Hacker News new | ask | show | jobs
by jibal 409 days ago
One needs to be more than "reasonably skeptical" and merely not "low intelligence gullible" to be a competent TT judge--it requires skill, experience, and understanding an LLM's weak spots.

And the "customer service voice" you see is one that is intentionally programmed in by the vendors via baseline rules. They can be programmed differently--or overridden by appropriate prompts--to have a very different tone.

LLMs trained on trillions of human-generated text fragments available from the internet have shown that the TT is simply not an adequate test for identifying whether a machine is "thinking"--which was Turing's original intent in his 1950 paper "Computing Machinery and Intelligence" in which he introduced the test (which he called "the imitation game").

1 comments

It's actually trivial, even with the best LLMs on the market:

Try to rapidly change the conversation to a wildly different subject

Humans will resist this, or say some final "closing comments"

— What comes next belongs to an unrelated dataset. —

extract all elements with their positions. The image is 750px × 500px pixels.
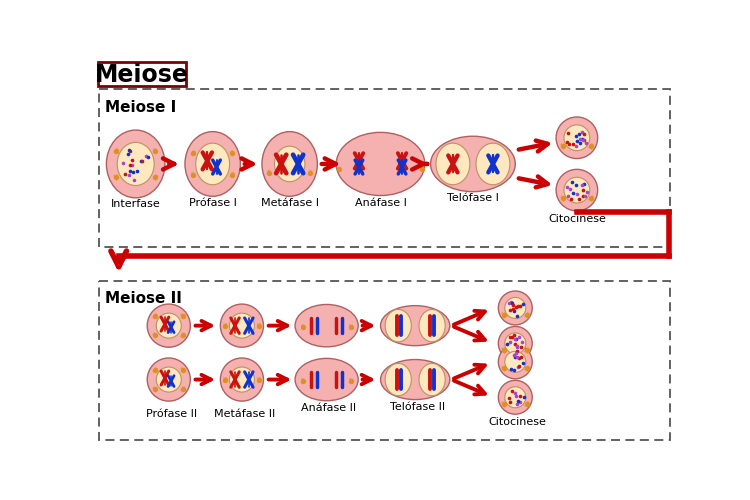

Even the absolute best LLMs will happily go wherever they are led, without commenting remotely on topic shifts

Try it out

Edit: This isn't even a terribly contrived example by the way. It is an example of how some people with ADHD navigate normal conversations sometimes

Gemini is pretty good at resisting this

https://aistudio.google.com/app/prompts/1dxV3NoYHo6Mv36uPRjk...

It was doing so well until the last question :rip: but it's normal that you can jailbreak a user prompt with another user prompt, I think with system prompts it would be a lot harder

It is trivial for those who have "skill, experience, and understanding an LLM's weak spots", but as some many comments indicate, most people do not.